Few of the specific details of each property are available in the report, and most of it is held by limited liability corporations, not in the McCormicks’ names, making them more difficult to track down. But a search of public records offers some insight.
At least three investment properties, including the one in Colorado, could not be located in public records, and the campaign declined to offer more information. They’re listed as being worth between $11 million and $55 million combined.
A CIA tie
Along with his more than $22 million Bridgewater salary, McCormick earned $70,000 last year serving on the board of In-Q-Tel, an Arlington, Va., venture capital firm with ties to the CIA.
While that’s a drop in the bucket of his income, the job is an unusual one: The company invests in technology that could be used by the U.S. intelligence agency, including social media data-mining software and military-grade machine learning tools. Although it is nominally an independent entity, it was founded by former CIA chief George Tenet and is directly funded by the agency. It has been described by another investor as “the CIA’s venture capital fund.”
McCormick’s report also shows that he served on the Pentagon’s Defense Policy Board during the Trump administration.
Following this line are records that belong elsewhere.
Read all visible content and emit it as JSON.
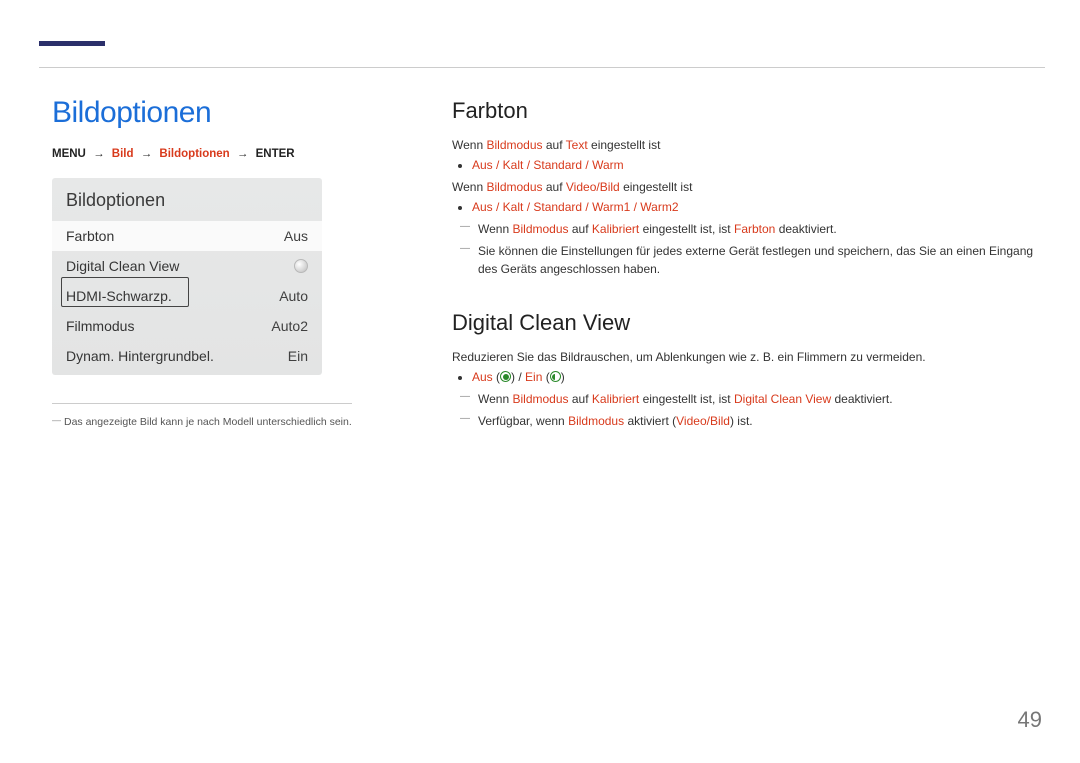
{
  "page_number": "49",
  "left": {
    "heading": "Bildoptionen",
    "breadcrumb": {
      "p1": "MENU",
      "p2": "Bild",
      "p3": "Bildoptionen",
      "p4": "ENTER"
    },
    "panel": {
      "title": "Bildoptionen",
      "rows": [
        {
          "label": "Farbton",
          "value": "Aus"
        },
        {
          "label": "Digital Clean View",
          "value": ""
        },
        {
          "label": "HDMI-Schwarzp.",
          "value": "Auto"
        },
        {
          "label": "Filmmodus",
          "value": "Auto2"
        },
        {
          "label": "Dynam. Hintergrundbel.",
          "value": "Ein"
        }
      ]
    },
    "footnote": "Das angezeigte Bild kann je nach Modell unterschiedlich sein."
  },
  "right": {
    "section1": {
      "heading": "Farbton",
      "line1_a": "Wenn",
      "line1_b": "Bildmodus",
      "line1_c": "auf",
      "line1_d": "Text",
      "line1_e": "eingestellt ist",
      "bullet1": "Aus / Kalt / Standard / Warm",
      "line2_a": "Wenn",
      "line2_b": "Bildmodus",
      "line2_c": "auf",
      "line2_d": "Video/Bild",
      "line2_e": "eingestellt ist",
      "bullet2": "Aus / Kalt / Standard / Warm1 / Warm2",
      "note1_a": "Wenn",
      "note1_b": "Bildmodus",
      "note1_c": "auf",
      "note1_d": "Kalibriert",
      "note1_e": "eingestellt ist, ist",
      "note1_f": "Farbton",
      "note1_g": "deaktiviert.",
      "note2": "Sie können die Einstellungen für jedes externe Gerät festlegen und speichern, das Sie an einen Eingang des Geräts angeschlossen haben."
    },
    "section2": {
      "heading": "Digital Clean View",
      "line1": "Reduzieren Sie das Bildrauschen, um Ablenkungen wie z. B. ein Flimmern zu vermeiden.",
      "bullet_a": "Aus",
      "bullet_b": "Ein",
      "note1_a": "Wenn",
      "note1_b": "Bildmodus",
      "note1_c": "auf",
      "note1_d": "Kalibriert",
      "note1_e": "eingestellt ist, ist",
      "note1_f": "Digital Clean View",
      "note1_g": "deaktiviert.",
      "note2_a": "Verfügbar, wenn",
      "note2_b": "Bildmodus",
      "note2_c": "aktiviert (",
      "note2_d": "Video/Bild",
      "note2_e": ") ist."
    }
  }
}
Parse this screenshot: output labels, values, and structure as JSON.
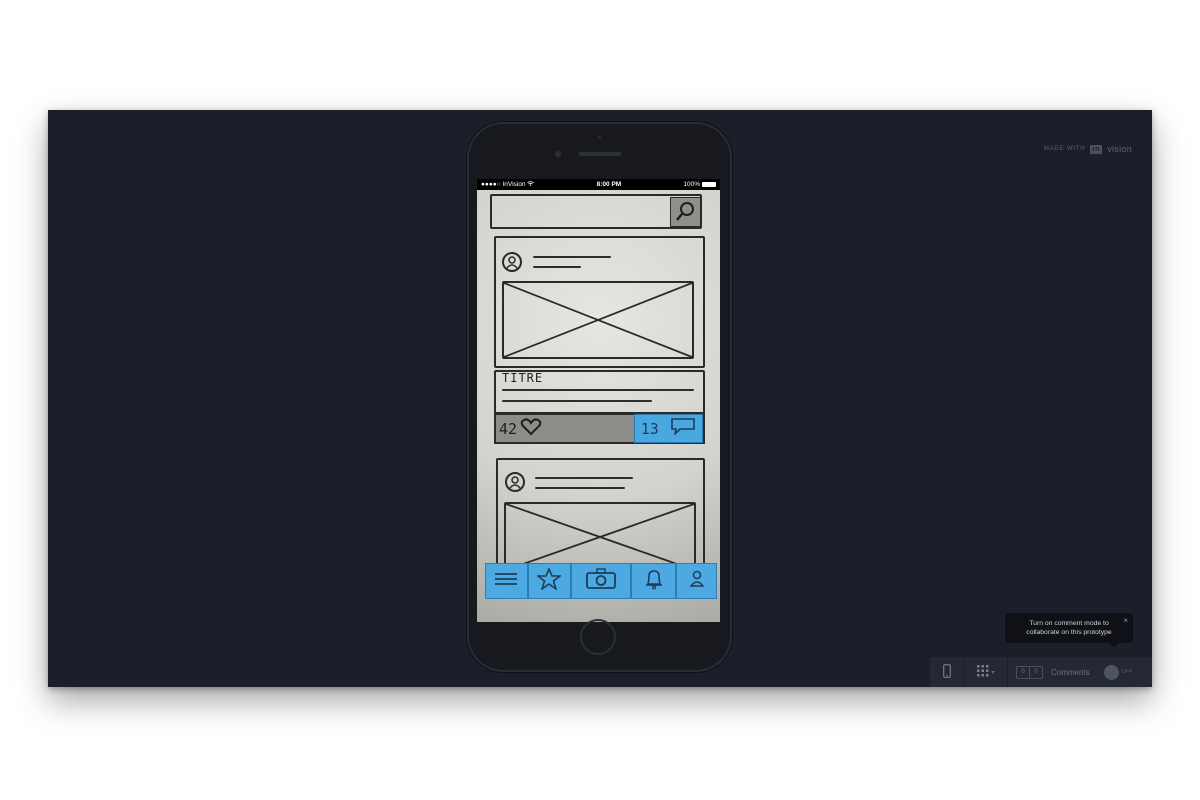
{
  "brand": {
    "made_with": "MADE WITH",
    "logo": "in",
    "word": "vision"
  },
  "phone": {
    "status": {
      "carrier": "●●●●○ InVision",
      "time": "8:00 PM",
      "battery": "100%"
    },
    "sketch": {
      "post_title": "TITRE",
      "likes": "42",
      "comments": "13"
    },
    "tabbar_icons": [
      "menu-icon",
      "star-icon",
      "camera-icon",
      "bell-icon",
      "profile-icon"
    ]
  },
  "tooltip": {
    "text": "Turn on comment mode to collaborate on this prototype",
    "close": "×"
  },
  "toolbar": {
    "counter_left": "0",
    "counter_right": "0",
    "comments_label": "Comments",
    "toggle_label": "OFF"
  },
  "colors": {
    "background": "#1b1f29",
    "sticky": "#4ca9e2",
    "toolbar": "#242833"
  }
}
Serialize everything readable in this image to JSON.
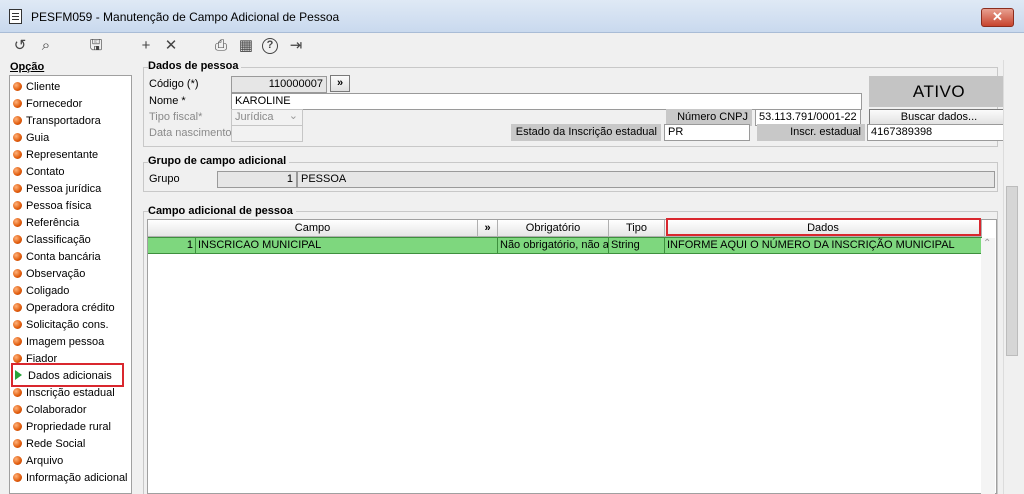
{
  "window": {
    "title": "PESFM059 - Manutenção de Campo Adicional de Pessoa",
    "close_label": "✕"
  },
  "toolbar": {
    "icons": [
      "undo-icon",
      "search-icon",
      "save-icon",
      "add-icon",
      "delete-icon",
      "print-icon",
      "calendar-icon",
      "help-icon",
      "exit-icon"
    ],
    "undo": "↺",
    "search": "⌕",
    "save": "🖫",
    "add": "+",
    "delete": "✕",
    "print": "⎙",
    "calendar": "▦",
    "help": "?",
    "exit": "⇥"
  },
  "options": {
    "label": "Opção",
    "items": [
      "Cliente",
      "Fornecedor",
      "Transportadora",
      "Guia",
      "Representante",
      "Contato",
      "Pessoa jurídica",
      "Pessoa física",
      "Referência",
      "Classificação",
      "Conta bancária",
      "Observação",
      "Coligado",
      "Operadora crédito",
      "Solicitação cons.",
      "Imagem pessoa",
      "Fiador",
      "Dados adicionais",
      "Inscrição estadual",
      "Colaborador",
      "Propriedade rural",
      "Rede Social",
      "Arquivo",
      "Informação adicional"
    ],
    "selected": "Dados adicionais"
  },
  "dados_pessoa": {
    "title": "Dados de pessoa",
    "codigo_label": "Código (*)",
    "codigo_value": "110000007",
    "nav_button": "»",
    "nome_label": "Nome *",
    "nome_value": "KAROLINE",
    "tipo_fiscal_label": "Tipo fiscal*",
    "tipo_fiscal_value": "Jurídica",
    "data_nascimento_label": "Data nascimento",
    "data_nascimento_value": "",
    "cnpj_label": "Número CNPJ",
    "cnpj_value": "53.113.791/0001-22",
    "buscar_button": "Buscar dados...",
    "estado_ie_label": "Estado da Inscrição estadual",
    "estado_ie_value": "PR",
    "inscr_estadual_label": "Inscr. estadual",
    "inscr_estadual_value": "4167389398",
    "status": "ATIVO"
  },
  "grupo": {
    "title": "Grupo de campo adicional",
    "label": "Grupo",
    "code": "1",
    "name": "PESSOA"
  },
  "campo_adicional": {
    "title": "Campo adicional de pessoa",
    "headers": {
      "campo": "Campo",
      "nav": "»",
      "obrigatorio": "Obrigatório",
      "tipo": "Tipo",
      "dados": "Dados"
    },
    "rows": [
      {
        "num": "1",
        "campo": "INSCRICAO MUNICIPAL",
        "obrigatorio": "Não obrigatório, não a",
        "tipo": "String",
        "dados": "INFORME AQUI O NÚMERO DA INSCRIÇÃO MUNICIPAL"
      }
    ]
  },
  "colors": {
    "row_selected": "#7ed77e",
    "highlight_border": "#d9272e",
    "option_dot": "#e05a0a"
  }
}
The board provides independent advice to the Department of Defense.
That role and the IQT position required security clearances that McCormick still holds, according to campaign spokesperson Jess Szymanski. In that role, he worked with former CIA chief Mike Pompeo, who would later become then-President Donald Trump’s secretary of state and who has endorsed McCormick.
Crypto, Aspen ties, and sales
McCormick lists between $1 million and $5 million invested with Bitwise, a San Francisco company that serves as a cryptocurrency asset manager.
He and his wife sold off dozens of their investments last year, largely corporate securities, bringing in between $859,000 and $3.1 million. Among the sales were investments in Ford, Expedia, and Pittsburgh-based Allegheny Technologies. Selling some of their Bridgewater holdings brought the couple between $100,000 and $1 million, they reported.
One of McCormick’s liabilities is a commitment of up to $5 million to Telesoft, a venture capital firm whose head, Arjun Gupta, was one of the early donors to a super PAC spending heavily to support McCormick. Gupta, who is listed as Telesoft’s “chief believer” and who typically donates to some of Congress’ most liberal Democrats, served with McCormick at the Aspen Institute.
McCormick held his position as an Aspen Institute trustee from August 2010 to November 2021, shortly before he launched his campaign, the report shows.